Klarna CEO Sebastian Siemiatkowski revealed this week that the company has cut its workforce by nearly 40%, attributing the drop to a combination of artificial intelligence adoption and routine employee turnover.
“The reality is, we’ve gone from around 5,000 employees to just under 3,000,” Siemiatkowski said during an appearance on CNBC’s Power Lunch on Wednesday. “You can see the trend clearly if you check LinkedIn—we’re downsizing.”
The Swedish fintech company has been a vocal advocate of AI integration across its operations, frequently promoting the productivity improvements the technology has delivered. Last year, Klarna even used an AI-generated version of Siemiatkowski to present its Q3 earnings, illustrating how AI could handle tasks traditionally carried out by humans.
In 2023, Klarna partnered with OpenAI, the developer of ChatGPT, and later introduced an AI-powered customer service chatbot. By the end of that year, the company said the AI system was handling the equivalent workload of 700 support agents.
According to Klarna’s IPO filing from March, its full-time staff shrank from 5,527 at the end of 2022 to 3,422 by the end of 2023. The company attributed the reduction primarily to AI implementation and efforts to streamline its workforce.
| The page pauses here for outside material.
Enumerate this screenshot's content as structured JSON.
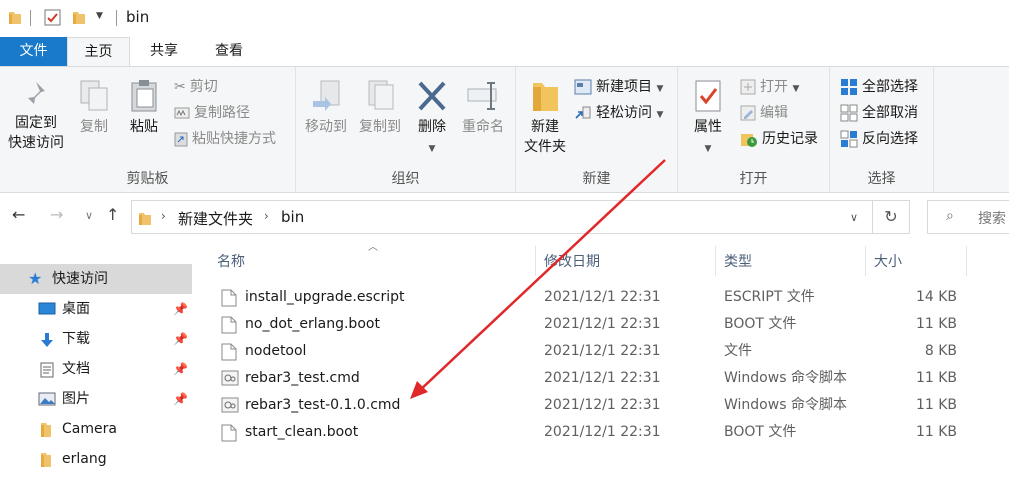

Klarna indicated it expects further decreases in headcount going forward.
Still, Siemiatkowski emphasized that the decline wasn’t entirely driven by AI. “We’ve made it clear to employees that we’re downsizing by pausing hiring,” he said. “In a company like ours, normal attrition is between 15 and 20% annually, so we naturally shrink just from people moving on.”
While Klarna stopped bringing in new hires in 2023 and expanded its use of AI, it continued to post job openings even after announcing the hiring freeze, according to TechCrunch. As of now, the company is advertising about 10 positions, most of them based in Europe.
In a separate interview with Bloomberg last week, Siemiatkowski said Klarna is now considering bringing in more human agents to provide customer service in a flexible, gig-style format—similar to Uber’s model. He admitted that relying fully on AI in customer support had come with trade-offs in service quality.